Anthropologists have established how different cultures independently evolve similar myths – familiar stories, such as the myth of the Fall and the myth of the Apocalypse, which meet deep-seated human needs. The Christian tradition describes the temptation of Adam and Eve and warns of the Last Judgment.

In Europe, these stories no longer have the impact they did. Environmentalism now fulfils for many people the widespread longing for simple, all-encompassing narratives. Environmentalism offers an alternative account of the natural world to the religious and an alternative anti-capitalist account of the political world to the Marxist. The rise of environmentalism parallels in time and place the decline of religion and of socialism.

Environmentalism embraces a myth of the Fall: the loss of harmony between man and nature caused by our materialistic society. Al Gore recounted the words of Chief Seattle, as his tribe relinquished their ancient lands: “Will you teach your children what we have taught our children? That the earth is our mother?”

This lost Eden never existed. Humans have burned and eaten the environment since time immemorial. The first Americans crossed the Bering Strait and killed every tame animal they saw. Chief Seattle sold his heritage for a life of luxury and his eloquent speech may have been penned by a television scriptwriter. But myths are literature, not history or science: classical epics and the great religious books are cultural treasures and their educational value does not depend on their literal truth.

The Apocalypse myth is equally familiar. Our wickedness has damaged our inheritance and, although it is almost too late, immediate reform can transform our future. Christians look to the Second Coming, Marxists to the collapse of capitalism, with the same mixture of fear and longing.

Environmentalism at first lacked a persuasive Apocalypse myth. The litany of environmental degradation had to confront the manifest fact that many aspects of the environment were steadily improving, with cleaner air, rivers and seashores. The discovery of global warming filled a gap in the canon. That is why environmentalists attach so much importance to the assertion not just that the world is warming up, which is plainly true, but that this warming is our fault, which is less plainly true. The connection between rising carbon concentrations and the growth of modern industrial society provides justification for the link between the sins of our past and the catastrophe of our future.

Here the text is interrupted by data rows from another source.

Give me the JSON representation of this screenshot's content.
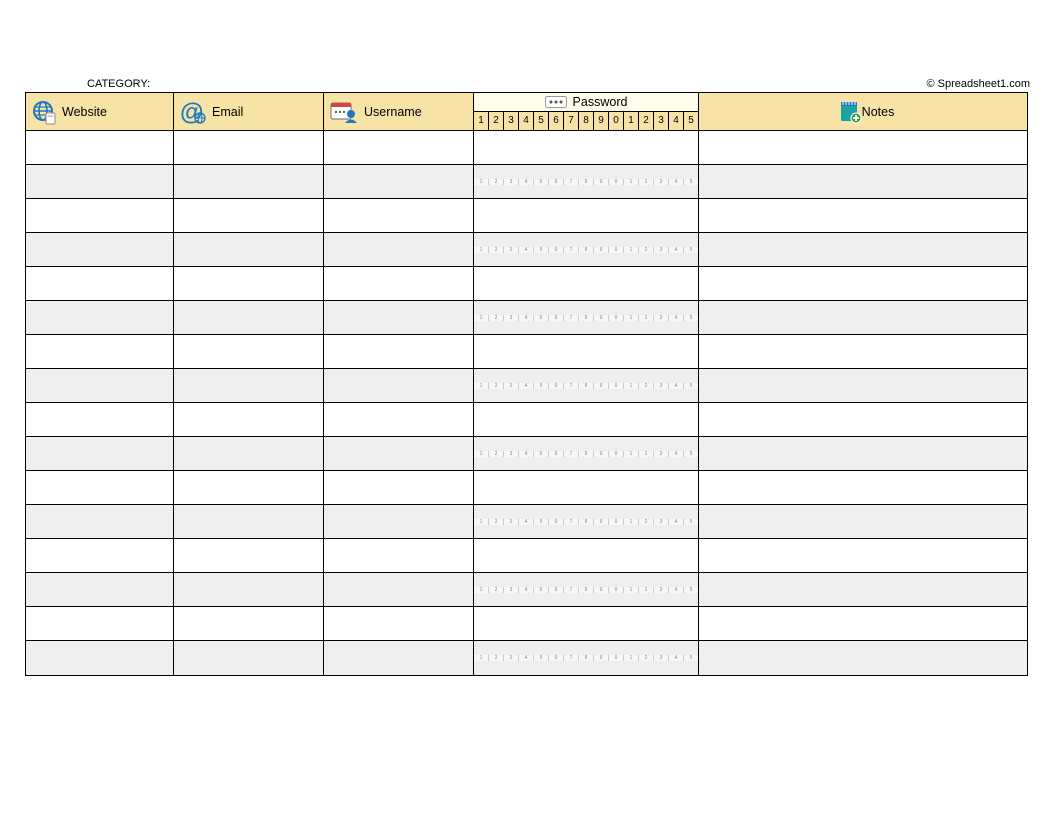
{
  "topbar": {
    "category_label": "CATEGORY:",
    "copyright": "© Spreadsheet1.com"
  },
  "headers": {
    "website": "Website",
    "email": "Email",
    "username": "Username",
    "password": "Password",
    "notes": "Notes"
  },
  "password_cells": [
    "1",
    "2",
    "3",
    "4",
    "5",
    "6",
    "7",
    "8",
    "9",
    "0",
    "1",
    "2",
    "3",
    "4",
    "5"
  ],
  "row_count": 16,
  "ghost_rows": [
    2,
    4,
    6,
    8,
    10,
    12,
    14,
    16
  ],
  "colors": {
    "header_bg": "#f8e3a6",
    "stripe_bg": "#efefef",
    "icon_blue": "#1f77c2",
    "icon_teal": "#1aa3a3",
    "icon_red": "#d9453a"
  }
}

Environmental evangelists are therefore not interested in pragmatic solutions to climate change or technological fixes for it. They are even less interested in evidence that if we were really serious about reducing carbon emissions we could do so by large amounts without significantly affecting our economies or our lives. Windmills on roofs and cycling to work are insignificant in practical consequence, but that is to miss their point. Every ideology needs rituals of observance which demonstrate the commitment of adherents.

Business should treat the environmental movement as it treats other forms of religious belief. Business leaders do not themselves have to believe its doctrines. Indeed we should be wary if they do: business linked to faiths and ideologies is a sinister and unaccountable power. But companies must respect the belief systems of the countries in which they operate, and acknowledge both the constraints these structures impose and the commercial opportunities that arise. Most environmental initiatives that have been implemented – phasing out fluorocarbons, renewable energy and emissions trading – have significant commercial lobbies behind them.

Still, myths play a valuable social role and the intentions of their proponents are generally benign. The social impact of religions and ideologies, for good and ill, does not depend much on the factual accuracy of their stories. The injunction to be careful of the impact of our actions on the air, the earth and the water is well taken. The danger of environmental evangelism is that ritual, gesture and rhetoric take the place of substance.